Our data indicate a strong correlation between the two AMH measurements and both directly correlated with the number of oocytes and embryos and inversely correlated with the woman’s age. We also confirmed that AMH is useful to predict the risk of cycle cancellation for poor ovarian response [10, 12, 13]. These findings reinforce the relationship of AMH with ovarian follicular reserve and ovarian response to gonadotropin stimulation, which is coherent with the physiological mechanisms underlying this hormone secretion [4]. Moreover, compared to other ovarian reserve markers, AMH has the additional advantage of being stable throughout the normal menstrual cycle [20, 21] and, as two previous studies [22, 23] and the present data suggest, AMH may be equally effective to predict ovarian response at any menstrual cycle phase. AMH currently still has the disadvantages of high cost and scarcity of laboratories that routinely perform the test. However, this situation may change in the future; thus, making the measurement of AMH more accessible and therefore more widespread in clinical practice.

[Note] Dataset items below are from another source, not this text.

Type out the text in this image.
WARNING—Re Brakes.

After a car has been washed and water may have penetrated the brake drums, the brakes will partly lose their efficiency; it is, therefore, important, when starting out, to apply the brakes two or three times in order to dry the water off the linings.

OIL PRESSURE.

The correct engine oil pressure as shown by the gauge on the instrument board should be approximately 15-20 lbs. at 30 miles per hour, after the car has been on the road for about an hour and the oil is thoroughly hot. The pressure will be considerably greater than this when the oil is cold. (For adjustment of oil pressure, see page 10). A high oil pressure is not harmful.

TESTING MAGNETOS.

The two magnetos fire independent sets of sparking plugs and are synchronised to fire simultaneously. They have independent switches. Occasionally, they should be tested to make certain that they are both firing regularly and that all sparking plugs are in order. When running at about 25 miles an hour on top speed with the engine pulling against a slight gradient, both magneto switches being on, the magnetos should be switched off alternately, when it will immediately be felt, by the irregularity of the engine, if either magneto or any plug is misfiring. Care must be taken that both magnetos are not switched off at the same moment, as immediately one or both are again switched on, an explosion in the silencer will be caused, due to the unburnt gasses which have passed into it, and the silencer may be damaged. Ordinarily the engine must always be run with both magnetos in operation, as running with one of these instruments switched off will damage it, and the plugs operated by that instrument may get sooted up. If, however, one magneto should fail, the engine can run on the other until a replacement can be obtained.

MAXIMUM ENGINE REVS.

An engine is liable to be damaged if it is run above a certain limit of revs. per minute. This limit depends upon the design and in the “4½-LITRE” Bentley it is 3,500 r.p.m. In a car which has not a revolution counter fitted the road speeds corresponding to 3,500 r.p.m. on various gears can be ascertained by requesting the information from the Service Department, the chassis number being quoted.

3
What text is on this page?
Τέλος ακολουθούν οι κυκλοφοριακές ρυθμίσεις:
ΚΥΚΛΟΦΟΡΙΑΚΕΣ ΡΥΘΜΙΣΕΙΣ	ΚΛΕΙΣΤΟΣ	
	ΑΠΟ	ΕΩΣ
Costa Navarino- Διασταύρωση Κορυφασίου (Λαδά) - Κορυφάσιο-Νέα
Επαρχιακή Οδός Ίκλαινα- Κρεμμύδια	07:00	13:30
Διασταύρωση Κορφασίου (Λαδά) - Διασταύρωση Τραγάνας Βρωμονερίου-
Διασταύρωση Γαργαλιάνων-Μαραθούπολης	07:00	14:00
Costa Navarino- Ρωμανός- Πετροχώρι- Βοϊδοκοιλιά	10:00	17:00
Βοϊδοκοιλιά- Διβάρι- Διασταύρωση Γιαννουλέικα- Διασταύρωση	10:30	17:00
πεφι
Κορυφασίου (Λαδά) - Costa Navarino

The use of ovarian reserve markers to predict pregnancy and live birth is obviously limited by the fact that ovulation is only a partial requisite for a successful gestation. As expected, the ROC curves for prediction of clinical pregnancy and live birth with AMH did not reach any point of optimal sensitivity/specificity combination. The best cutoff points identified in the ROC curves yielded significant odds ratios, allowing us to reassure patients with normal AMH levels that they have better odds of success than if their AMH levels were subnormal. However, the absolute probability of pregnancy and live birth depends on their overall prevalence, or pre-test probability. In our study population, with a relatively advanced age and long duration of infertility, the probability of live birth was only 14 % per started cycle, and rose to 27 % with serum AMH level above the chosen cutoff. To extract the best information from the test, possible strategies include its use for specific groups of patients and/or in combination with other relevant prognostic variables. Other studies in more selected IVF populations reported that the greater the proportion of women with diminished ovarian response, the greater the utility of screening them with serum AMH [11, 14, 25, 26]. Because maternal age remains the strongest prognostic factor in IVF, the models based on age and serum AMH appear to be more informative than each marker alone [15, 19].

The cutoffs identified in this study for serum AMH should not be extrapolated to other settings. We used the kit supplied by Beckman Coulter, which is a second generation commercial assay that merges components of the two previously available AMH assays, the Immunotech, and the DSL. After we completed the assays, it came out that the absolute concentrations calculated for the research samples through the standard curve may be underestimated [27]. Because this new assay is the only one remaining on the market, the adoption of threshold values to interpret serum AMH testing in clinical practice should await for an appropriate international standard upon which the age-related normal ranges will be re-established [28].

In this study, AFC had a moderate positive correlation with serum AMH, number of oocytes, and number of embryos; it had a negative correlation with age. However, it had acceptable sensitivity and specificity only to predict cycle cancellation, not pregnancy or live birth. This finding agrees with previous observations in IVF studies [7, 10, 17] and suggests that AFC is only associated with the number of recruitable follicles and not with any aspect of oocyte quality that will have an impact on embryo integrity, implantation or development.

In conclusion, day 18–20 AMH was comparable to day 3 AMH to predict cycle cancellation, clinical pregnancy, and live birth after IVF. Both AMH measurements were accurate to predict cancellation but were much less useful to predict pregnancy and live birth. Thus, the finding of median or high AMH levels prior to IVF may be regarded as a good prognosis marker; however, once the patient has completed IVF treatment with sufficient ovarian response, the AMH level provides no additional contribution to predict the likelihood of complete treatment success.